Elia, aan de andere kant, kende de gedachten van God wel. Hij had zojuist een beeld van opstanding (Feest van de Bazuinen) verwezenlijkt. Dit was ook het teken om terug naar Israël te keren om een beeld van de Verzoendag te verwezenlijken. Daarom is het geen toeval dat Elia aan het einde van de middag in gebed ging en dat vervolgens het vuur van God uit de hemel kwam op het moment van het avondoffer. Ten eerste nam de profeet twaalf stenen en herstelde hij het altaar van God (1 Koningen 18:30-31). Het getal twaalf is het Bijbelse getal van goddelijke regering. Het vertegenwoordigd de overwinnaars, waarop de Geest van God zou neerdalen.

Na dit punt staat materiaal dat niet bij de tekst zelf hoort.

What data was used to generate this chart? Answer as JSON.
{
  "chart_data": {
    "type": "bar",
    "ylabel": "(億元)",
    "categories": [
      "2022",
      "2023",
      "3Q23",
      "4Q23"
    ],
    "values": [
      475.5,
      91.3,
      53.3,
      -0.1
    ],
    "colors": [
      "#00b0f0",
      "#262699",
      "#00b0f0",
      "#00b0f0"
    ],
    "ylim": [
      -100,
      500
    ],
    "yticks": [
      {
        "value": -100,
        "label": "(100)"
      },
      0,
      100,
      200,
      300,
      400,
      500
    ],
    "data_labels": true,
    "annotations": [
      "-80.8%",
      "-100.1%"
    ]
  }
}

Vervolgens droeg de profeet het volk op om in totaal twaalf kruiken met water over het altaar heen te gieten. Dit duidt niet alleen op de uitstorting van de Geest, maar in het bijzonder de uitstorting van het Woord van God. Dit duidt eveneens aan dat er geen droogte of hongersnood van het horen van het Woord bestaat als er een overwinnaar bij betrokken is, of misschien duidt het wel op het einde van de droogte voor de overwinnaars. Zelfs overwinnaars ervaren droogte en hongersnood van het Woord, zeker wanneer zij getraind worden in de “woestijn”. Maar op een gegeven moment in hun leven zal God hen zegenen met de openbaring van Zijn Woord, waardoor ze gereed gemaakt worden om de uitstorting van de Geest te ontvangen bij de vervulling van Loofhutten.

Vergeet alleen niet dat deze confrontatie geen beeld is van het Loofhuttenfeest, maar van de Verzoendag. De Verzoendag gaat aan het Loofhuttenfeest vooraf. Het vuur van God daalde neer om het offer te verteren als een beeld van de Verzoendag – vervolgens komt de REGEN om de uitstorting van de Heilige Geest bij Loofhutten af te schilderen.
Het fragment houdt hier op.